China's Web Outage: The Latest Earthquake to Rock the Internet
February 18, 2014
Heiko Specht
Share this

On Tuesday, January 21, one of the biggest outages in history — if not the world's largest outage — happened to the Internet in China. The web was essentially unavailable for one of the strongest and fastest growing economies for one full business day.

The initial reaction of the international press was somewhat lax – after all, the event was marginally important to web users outside China. But the fact is, while approximately 500 million Chinese web users were undoubtedly affected, every company that does online business in China was hurt.

Consider a company like Porsche, which has been experiencing double-digit revenue growth in China over the past few months. The hit on revenues and even brand image for such companies – even though the outage was completely beyond their control – was likely significant. Not to mention, major global businesses advertising on Chinese sites forfeited hefty investments that day.

A Look Inside the Outage

So what exactly happened?

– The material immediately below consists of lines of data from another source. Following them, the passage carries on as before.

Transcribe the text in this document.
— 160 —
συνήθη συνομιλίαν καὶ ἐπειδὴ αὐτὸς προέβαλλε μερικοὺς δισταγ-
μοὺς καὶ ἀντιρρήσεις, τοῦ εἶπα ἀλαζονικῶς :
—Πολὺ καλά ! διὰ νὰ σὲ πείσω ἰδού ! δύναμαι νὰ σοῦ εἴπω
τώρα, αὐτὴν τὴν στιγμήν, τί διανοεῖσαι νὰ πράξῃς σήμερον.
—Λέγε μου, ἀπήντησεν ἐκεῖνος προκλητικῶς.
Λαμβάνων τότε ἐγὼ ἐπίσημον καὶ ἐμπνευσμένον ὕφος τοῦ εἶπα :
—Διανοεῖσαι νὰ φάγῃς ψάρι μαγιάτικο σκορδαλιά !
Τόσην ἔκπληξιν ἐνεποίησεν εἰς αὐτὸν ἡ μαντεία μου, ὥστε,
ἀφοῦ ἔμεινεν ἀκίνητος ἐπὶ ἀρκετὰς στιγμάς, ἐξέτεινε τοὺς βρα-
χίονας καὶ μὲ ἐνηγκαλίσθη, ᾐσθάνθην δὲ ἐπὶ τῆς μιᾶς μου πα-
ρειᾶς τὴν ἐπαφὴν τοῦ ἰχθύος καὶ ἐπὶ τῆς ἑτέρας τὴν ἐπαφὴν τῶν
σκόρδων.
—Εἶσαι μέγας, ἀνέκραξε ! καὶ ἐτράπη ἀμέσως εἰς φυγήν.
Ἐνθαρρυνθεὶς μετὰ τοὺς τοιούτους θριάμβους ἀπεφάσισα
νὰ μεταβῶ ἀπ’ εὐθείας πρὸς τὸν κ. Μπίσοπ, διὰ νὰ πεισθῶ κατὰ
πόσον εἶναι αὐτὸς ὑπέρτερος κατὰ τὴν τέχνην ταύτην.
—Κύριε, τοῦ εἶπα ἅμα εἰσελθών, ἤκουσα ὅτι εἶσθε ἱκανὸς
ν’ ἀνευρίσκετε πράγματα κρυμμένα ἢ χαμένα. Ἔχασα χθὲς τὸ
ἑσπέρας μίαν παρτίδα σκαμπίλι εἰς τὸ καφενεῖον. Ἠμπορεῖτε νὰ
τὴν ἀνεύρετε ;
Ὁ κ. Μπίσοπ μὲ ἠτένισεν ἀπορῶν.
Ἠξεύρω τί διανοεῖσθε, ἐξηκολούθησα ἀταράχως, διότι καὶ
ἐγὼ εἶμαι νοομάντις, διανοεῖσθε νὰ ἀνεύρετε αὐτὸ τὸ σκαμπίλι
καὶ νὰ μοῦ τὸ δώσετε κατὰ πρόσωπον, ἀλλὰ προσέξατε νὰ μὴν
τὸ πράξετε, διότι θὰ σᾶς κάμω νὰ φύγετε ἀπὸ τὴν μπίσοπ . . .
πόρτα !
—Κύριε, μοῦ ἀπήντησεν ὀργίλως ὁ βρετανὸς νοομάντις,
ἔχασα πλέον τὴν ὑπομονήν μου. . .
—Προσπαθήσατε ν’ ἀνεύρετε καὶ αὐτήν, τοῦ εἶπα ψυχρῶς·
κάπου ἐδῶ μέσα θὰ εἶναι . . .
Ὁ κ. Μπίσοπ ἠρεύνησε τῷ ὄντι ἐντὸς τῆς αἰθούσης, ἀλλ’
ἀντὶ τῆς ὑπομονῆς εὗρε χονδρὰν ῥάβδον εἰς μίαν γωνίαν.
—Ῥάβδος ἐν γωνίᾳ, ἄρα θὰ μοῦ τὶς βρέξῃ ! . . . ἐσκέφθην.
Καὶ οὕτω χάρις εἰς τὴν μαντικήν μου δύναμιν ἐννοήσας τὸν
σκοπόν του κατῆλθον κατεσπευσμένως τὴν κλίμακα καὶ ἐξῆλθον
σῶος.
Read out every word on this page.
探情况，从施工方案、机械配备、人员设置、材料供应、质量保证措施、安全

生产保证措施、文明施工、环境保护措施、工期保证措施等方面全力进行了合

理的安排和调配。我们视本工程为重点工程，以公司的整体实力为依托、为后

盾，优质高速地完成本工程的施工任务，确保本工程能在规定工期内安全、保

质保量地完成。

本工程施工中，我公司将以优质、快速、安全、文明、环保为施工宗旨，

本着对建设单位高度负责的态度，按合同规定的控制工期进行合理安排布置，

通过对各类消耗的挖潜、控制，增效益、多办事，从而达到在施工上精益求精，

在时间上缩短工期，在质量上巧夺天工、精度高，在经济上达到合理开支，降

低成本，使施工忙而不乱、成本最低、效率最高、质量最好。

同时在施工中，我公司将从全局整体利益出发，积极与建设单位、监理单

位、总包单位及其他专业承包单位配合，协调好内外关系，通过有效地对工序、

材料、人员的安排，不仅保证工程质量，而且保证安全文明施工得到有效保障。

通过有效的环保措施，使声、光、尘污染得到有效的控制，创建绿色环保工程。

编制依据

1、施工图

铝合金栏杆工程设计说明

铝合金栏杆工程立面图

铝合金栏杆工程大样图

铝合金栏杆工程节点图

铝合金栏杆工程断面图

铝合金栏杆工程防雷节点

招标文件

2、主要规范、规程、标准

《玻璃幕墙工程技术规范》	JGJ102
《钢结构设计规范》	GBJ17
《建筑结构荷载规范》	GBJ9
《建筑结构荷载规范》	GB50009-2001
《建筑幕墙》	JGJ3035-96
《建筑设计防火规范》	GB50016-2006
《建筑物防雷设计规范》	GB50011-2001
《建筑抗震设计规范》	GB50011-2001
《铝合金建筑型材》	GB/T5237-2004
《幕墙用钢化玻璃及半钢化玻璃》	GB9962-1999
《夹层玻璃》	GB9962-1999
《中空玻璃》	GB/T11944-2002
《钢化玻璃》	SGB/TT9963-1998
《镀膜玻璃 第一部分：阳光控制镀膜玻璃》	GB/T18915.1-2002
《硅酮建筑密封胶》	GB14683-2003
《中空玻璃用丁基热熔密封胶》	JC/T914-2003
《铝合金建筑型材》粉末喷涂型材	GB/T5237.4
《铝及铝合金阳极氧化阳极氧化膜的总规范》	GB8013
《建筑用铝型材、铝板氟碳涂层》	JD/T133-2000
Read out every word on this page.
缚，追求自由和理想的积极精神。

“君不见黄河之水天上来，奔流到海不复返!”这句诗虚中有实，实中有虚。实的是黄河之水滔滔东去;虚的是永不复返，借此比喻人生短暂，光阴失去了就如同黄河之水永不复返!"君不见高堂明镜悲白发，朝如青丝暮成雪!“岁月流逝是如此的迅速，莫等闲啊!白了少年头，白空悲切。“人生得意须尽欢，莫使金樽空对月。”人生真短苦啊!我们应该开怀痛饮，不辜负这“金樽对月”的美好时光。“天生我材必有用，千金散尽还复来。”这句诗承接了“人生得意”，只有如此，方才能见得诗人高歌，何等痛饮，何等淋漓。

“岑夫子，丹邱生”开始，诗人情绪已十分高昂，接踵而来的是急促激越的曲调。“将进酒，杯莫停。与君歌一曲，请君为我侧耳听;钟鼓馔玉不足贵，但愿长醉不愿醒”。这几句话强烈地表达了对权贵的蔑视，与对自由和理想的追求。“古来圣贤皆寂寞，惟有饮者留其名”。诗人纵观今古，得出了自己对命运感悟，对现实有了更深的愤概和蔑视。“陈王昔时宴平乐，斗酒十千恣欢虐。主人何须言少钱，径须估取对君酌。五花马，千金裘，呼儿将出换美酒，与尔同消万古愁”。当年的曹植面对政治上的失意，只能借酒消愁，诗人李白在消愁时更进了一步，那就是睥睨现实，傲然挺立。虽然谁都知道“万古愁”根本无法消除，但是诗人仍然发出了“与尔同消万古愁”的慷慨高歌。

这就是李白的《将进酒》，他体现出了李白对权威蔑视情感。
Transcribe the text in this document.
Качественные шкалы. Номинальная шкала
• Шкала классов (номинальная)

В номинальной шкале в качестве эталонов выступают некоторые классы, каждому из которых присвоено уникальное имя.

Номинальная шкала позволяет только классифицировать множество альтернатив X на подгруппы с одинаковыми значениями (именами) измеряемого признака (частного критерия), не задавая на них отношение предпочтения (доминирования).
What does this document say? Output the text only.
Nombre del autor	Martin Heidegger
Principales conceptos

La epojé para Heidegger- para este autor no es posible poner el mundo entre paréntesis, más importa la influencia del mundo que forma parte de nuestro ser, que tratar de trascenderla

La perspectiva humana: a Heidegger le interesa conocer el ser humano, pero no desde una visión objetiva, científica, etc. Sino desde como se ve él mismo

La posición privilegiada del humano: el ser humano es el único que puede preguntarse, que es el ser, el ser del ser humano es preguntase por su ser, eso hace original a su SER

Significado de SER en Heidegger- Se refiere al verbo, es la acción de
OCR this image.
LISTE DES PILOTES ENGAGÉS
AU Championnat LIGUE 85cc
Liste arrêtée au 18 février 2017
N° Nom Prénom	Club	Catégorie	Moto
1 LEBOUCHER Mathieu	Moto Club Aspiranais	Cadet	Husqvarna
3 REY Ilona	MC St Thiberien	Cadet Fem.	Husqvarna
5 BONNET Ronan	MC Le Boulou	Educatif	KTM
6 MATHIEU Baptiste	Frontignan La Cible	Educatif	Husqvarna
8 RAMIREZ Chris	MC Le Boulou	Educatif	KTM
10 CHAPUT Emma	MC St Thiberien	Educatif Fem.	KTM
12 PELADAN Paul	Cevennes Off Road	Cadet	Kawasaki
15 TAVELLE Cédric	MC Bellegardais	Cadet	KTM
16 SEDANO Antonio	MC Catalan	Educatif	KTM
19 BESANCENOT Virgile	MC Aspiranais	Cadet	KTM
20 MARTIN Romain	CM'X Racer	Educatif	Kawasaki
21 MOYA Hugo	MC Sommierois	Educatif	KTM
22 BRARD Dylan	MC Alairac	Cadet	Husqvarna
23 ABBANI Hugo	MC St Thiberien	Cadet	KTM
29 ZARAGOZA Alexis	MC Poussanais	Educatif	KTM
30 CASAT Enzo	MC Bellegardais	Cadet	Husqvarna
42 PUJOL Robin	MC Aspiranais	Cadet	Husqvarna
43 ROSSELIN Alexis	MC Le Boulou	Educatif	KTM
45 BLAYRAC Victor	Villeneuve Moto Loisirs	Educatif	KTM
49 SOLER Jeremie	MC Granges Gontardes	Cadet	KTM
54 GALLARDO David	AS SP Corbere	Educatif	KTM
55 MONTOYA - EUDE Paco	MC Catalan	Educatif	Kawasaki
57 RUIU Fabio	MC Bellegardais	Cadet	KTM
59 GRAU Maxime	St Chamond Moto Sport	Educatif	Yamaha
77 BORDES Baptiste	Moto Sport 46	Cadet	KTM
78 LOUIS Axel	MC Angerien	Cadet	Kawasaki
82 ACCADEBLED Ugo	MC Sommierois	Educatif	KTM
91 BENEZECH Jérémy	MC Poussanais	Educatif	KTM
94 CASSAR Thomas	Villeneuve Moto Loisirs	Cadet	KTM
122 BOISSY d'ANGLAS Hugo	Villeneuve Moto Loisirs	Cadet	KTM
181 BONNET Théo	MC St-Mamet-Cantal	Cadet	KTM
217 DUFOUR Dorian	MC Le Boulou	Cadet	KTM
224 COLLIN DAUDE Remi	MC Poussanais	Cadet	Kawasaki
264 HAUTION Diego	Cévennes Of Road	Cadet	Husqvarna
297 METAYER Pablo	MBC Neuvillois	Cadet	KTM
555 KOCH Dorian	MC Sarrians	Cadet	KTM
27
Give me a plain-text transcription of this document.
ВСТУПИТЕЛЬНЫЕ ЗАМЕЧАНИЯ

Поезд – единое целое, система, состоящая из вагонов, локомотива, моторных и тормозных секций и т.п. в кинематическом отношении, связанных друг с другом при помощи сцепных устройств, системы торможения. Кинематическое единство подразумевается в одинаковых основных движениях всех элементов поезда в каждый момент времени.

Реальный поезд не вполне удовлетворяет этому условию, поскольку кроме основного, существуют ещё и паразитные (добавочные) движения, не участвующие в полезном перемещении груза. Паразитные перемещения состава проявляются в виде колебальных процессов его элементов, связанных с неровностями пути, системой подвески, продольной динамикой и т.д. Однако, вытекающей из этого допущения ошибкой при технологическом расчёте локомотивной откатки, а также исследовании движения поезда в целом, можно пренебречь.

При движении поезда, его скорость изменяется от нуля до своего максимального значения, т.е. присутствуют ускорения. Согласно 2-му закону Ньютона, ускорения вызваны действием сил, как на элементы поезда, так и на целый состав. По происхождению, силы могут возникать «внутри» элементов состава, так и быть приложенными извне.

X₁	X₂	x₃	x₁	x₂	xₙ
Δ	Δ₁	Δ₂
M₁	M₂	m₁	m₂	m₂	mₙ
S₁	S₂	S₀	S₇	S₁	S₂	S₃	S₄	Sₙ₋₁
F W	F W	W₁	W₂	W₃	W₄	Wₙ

At around 3 p.m. local time on January 21, two-thirds of all domain requests in China were routed to a single IP address in Wyoming, which promptly collapsed under load. This was believed to be a domain name system (DNS) attack, the biggest of its type in history. Not all domains were affected; mainly it was those ending in .com and .net, while those ending in .com.cn were partially affected.

Unfortunately, even most of the Chinese websites that were not directly impacted also ended up going down. Here's why: many of the affected domains were hosts to third-party services relied upon by thousands of Chinese websites.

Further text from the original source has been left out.